Chiral Quantum Optics

TL;DR

Chiral quantum optics explores how light-matter interactions depend on direction and polarization in nanostructures, enabling advanced quantum devices and networks with non-reciprocal and deterministic functionalities.

Contribution

This paper reviews the emerging field of chiral quantum optics, highlighting new mechanisms and applications for directional light-matter interactions in nanostructures.

Findings

Enables non-reciprocal single-photon devices

Facilitates deterministic spin-photon interfaces

Opens pathways for complex quantum networks

Abstract

At the most fundamental level, the interaction between light and matter is manifested by the emission and absorption of single photons by single quantum emitters. Controlling light--matter interaction is the basis for diverse applications ranging from light technology to quantum--information processing. Many of these applications are nowadays based on photonic nanostructures strongly benefitting from their scalability and integrability.

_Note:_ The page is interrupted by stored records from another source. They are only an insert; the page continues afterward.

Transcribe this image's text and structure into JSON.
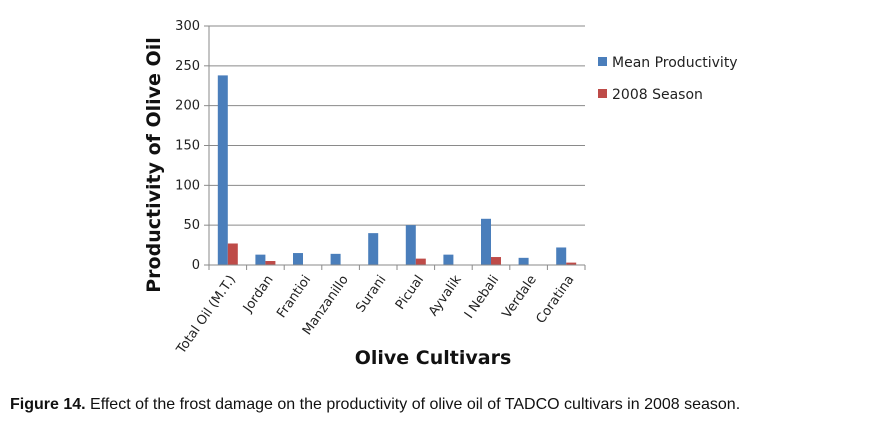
{
  "chart_data": {
    "type": "bar",
    "title": "",
    "xlabel": "Olive Cultivars",
    "ylabel": "Productivity of Olive Oil",
    "ylim": [
      0,
      300
    ],
    "yticks": [
      0,
      50,
      100,
      150,
      200,
      250,
      300
    ],
    "grid": true,
    "legend_position": "right",
    "categories": [
      "Total Oil (M.T.)",
      "Jordan",
      "Frantioi",
      "Manzanillo",
      "Surani",
      "Picual",
      "Ayvalik",
      "I Nebali",
      "Verdale",
      "Coratina"
    ],
    "series": [
      {
        "name": "Mean Productivity",
        "color": "#4a7ebb",
        "values": [
          238,
          13,
          15,
          14,
          40,
          50,
          13,
          58,
          9,
          22
        ]
      },
      {
        "name": "2008 Season",
        "color": "#be4b48",
        "values": [
          27,
          5,
          0,
          0,
          0,
          8,
          0,
          10,
          0,
          3
        ]
      }
    ]
  },
  "caption": {
    "label": "Figure 14.",
    "text": " Effect of the frost damage on the productivity of olive oil of TADCO cultivars in 2008 season."
  }
}
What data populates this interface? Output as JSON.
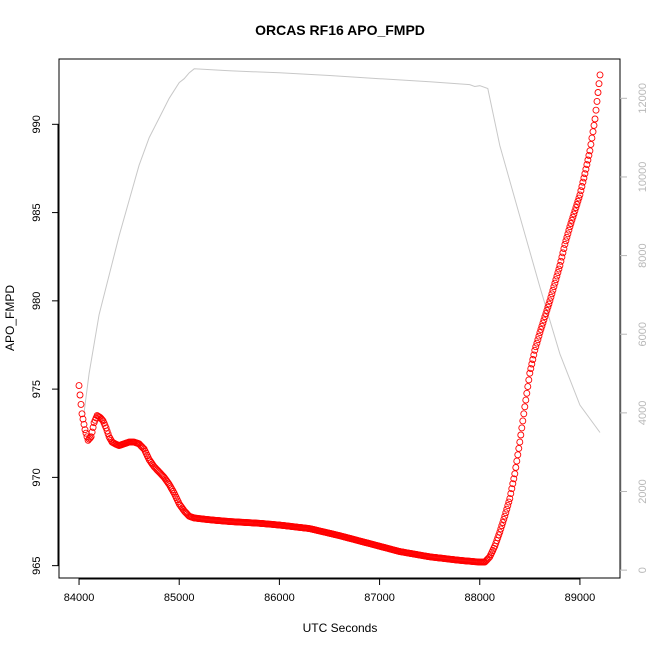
{
  "chart_data": {
    "type": "scatter",
    "title": "ORCAS RF16 APO_FMPD",
    "xlabel": "UTC Seconds",
    "ylabel": "APO_FMPD",
    "xlim": [
      83800,
      89400
    ],
    "ylim": [
      964.3,
      993.7
    ],
    "x_ticks": [
      84000,
      85000,
      86000,
      87000,
      88000,
      89000
    ],
    "y_ticks": [
      965,
      970,
      975,
      980,
      985,
      990
    ],
    "y2lim": [
      -200,
      13000
    ],
    "y2_ticks": [
      0,
      2000,
      4000,
      6000,
      8000,
      10000,
      12000
    ],
    "grid": false,
    "colors": {
      "points": "#ff0000",
      "line": "#c8c8c8",
      "right_axis": "#b8b8b8"
    },
    "series": [
      {
        "marker": "open-circle",
        "x": [
          84000,
          84030,
          84060,
          84090,
          84120,
          84150,
          84180,
          84210,
          84240,
          84270,
          84300,
          84330,
          84360,
          84400,
          84450,
          84500,
          84550,
          84600,
          84650,
          84700,
          84750,
          84800,
          84850,
          84900,
          84950,
          85000,
          85050,
          85100,
          85150,
          85300,
          85500,
          85800,
          86000,
          86300,
          86600,
          86800,
          87000,
          87200,
          87500,
          87800,
          88000,
          88050,
          88100,
          88150,
          88200,
          88250,
          88300,
          88350,
          88400,
          88450,
          88500,
          88550,
          88600,
          88650,
          88700,
          88750,
          88800,
          88850,
          88900,
          88950,
          89000,
          89050,
          89100,
          89150,
          89200
        ],
        "y": [
          975.2,
          973.6,
          972.7,
          972.1,
          972.3,
          973.1,
          973.5,
          973.4,
          973.2,
          972.8,
          972.3,
          972.0,
          971.9,
          971.8,
          971.9,
          972.0,
          972.0,
          971.9,
          971.6,
          971.0,
          970.6,
          970.3,
          970.0,
          969.6,
          969.1,
          968.5,
          968.1,
          967.8,
          967.7,
          967.6,
          967.5,
          967.4,
          967.3,
          967.1,
          966.7,
          966.4,
          966.1,
          965.8,
          965.5,
          965.3,
          965.2,
          965.2,
          965.5,
          966.1,
          966.9,
          967.8,
          968.8,
          970.2,
          972.0,
          974.0,
          975.9,
          977.2,
          978.2,
          979.1,
          980.0,
          981.0,
          982.0,
          983.2,
          984.2,
          985.1,
          986.0,
          987.2,
          988.5,
          990.3,
          992.8
        ]
      },
      {
        "type": "line",
        "axis": "right",
        "x": [
          84050,
          84100,
          84200,
          84300,
          84400,
          84500,
          84600,
          84700,
          84800,
          84900,
          85000,
          85050,
          85100,
          85150,
          85500,
          86000,
          86500,
          87000,
          87500,
          87900,
          87950,
          88000,
          88080,
          88200,
          88400,
          88600,
          88800,
          89000,
          89200
        ],
        "y": [
          4000,
          5000,
          6500,
          7500,
          8500,
          9400,
          10300,
          11000,
          11500,
          12000,
          12400,
          12500,
          12650,
          12750,
          12700,
          12650,
          12580,
          12500,
          12420,
          12350,
          12300,
          12320,
          12250,
          10800,
          9000,
          7200,
          5500,
          4200,
          3500
        ]
      }
    ]
  }
}
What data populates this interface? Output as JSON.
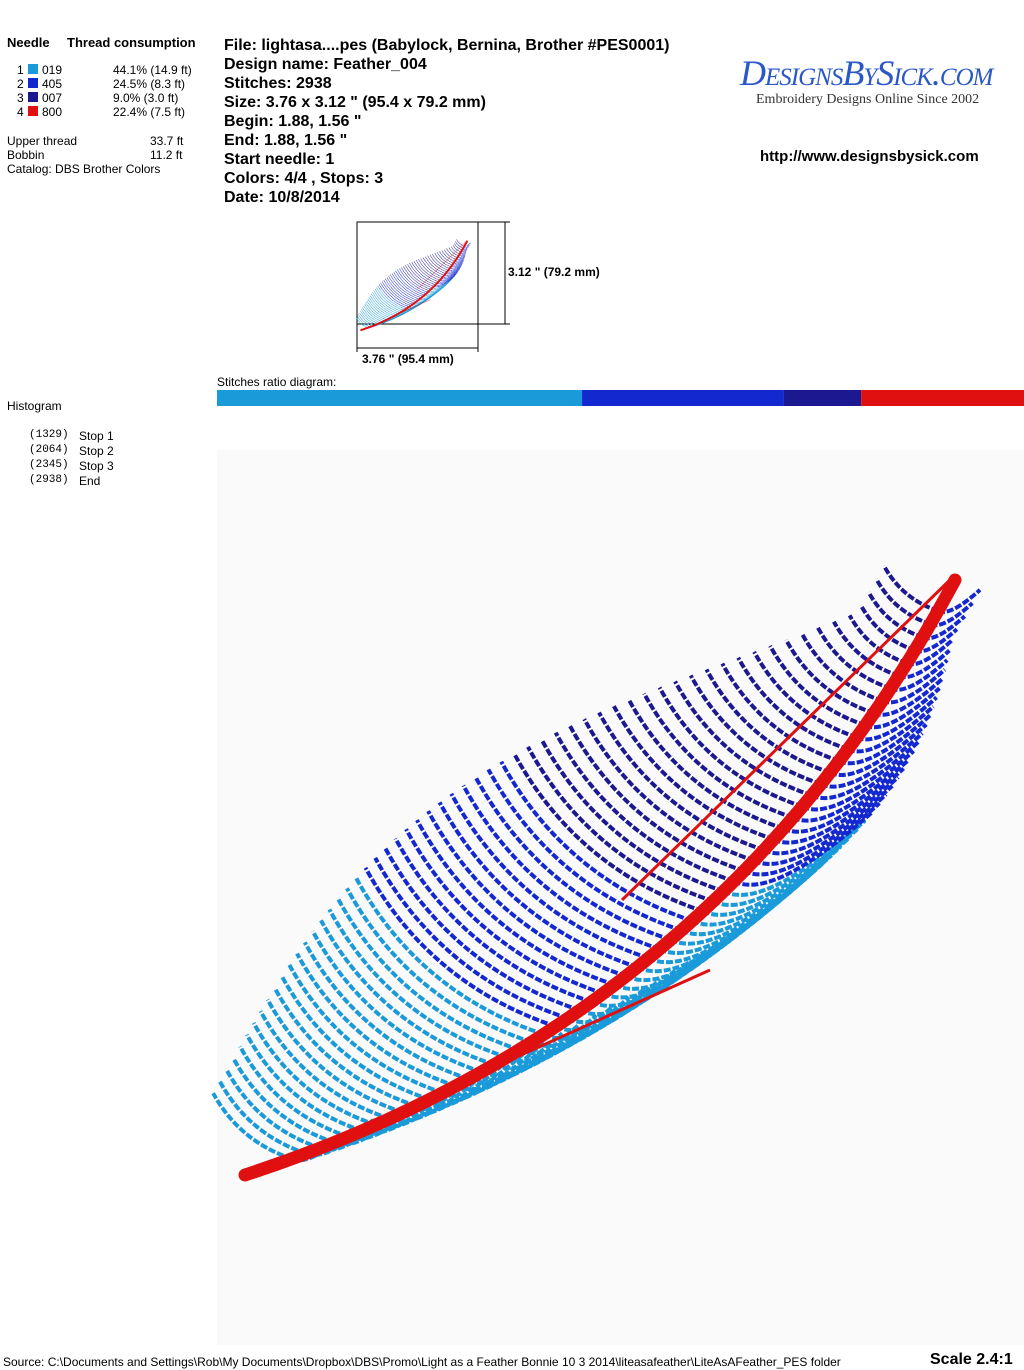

The confinement of light in such nanostructures imposes an inherent link between the local polarization and propagation direction of light. This leads to {\em chiral light--matter interaction}, i.e., the emission and absorption of photons depend on the propagation direction and local polarization of light as well as the polarization of the emitter transition. The burgeoning research field of {\em chiral quantum optics} offers fundamentally new functionalities and applications both for single emitters and ensembles thereof. For instance, a chiral light--matter interface enables the realization of integrated non--reciprocal single--photon devices and deterministic spin--photon interfaces. Moreover, engineering directional photonic reservoirs opens new avenues for constructing complex quantum circuits and networks, which may be applied to simulate a new class of quantum many--body systems.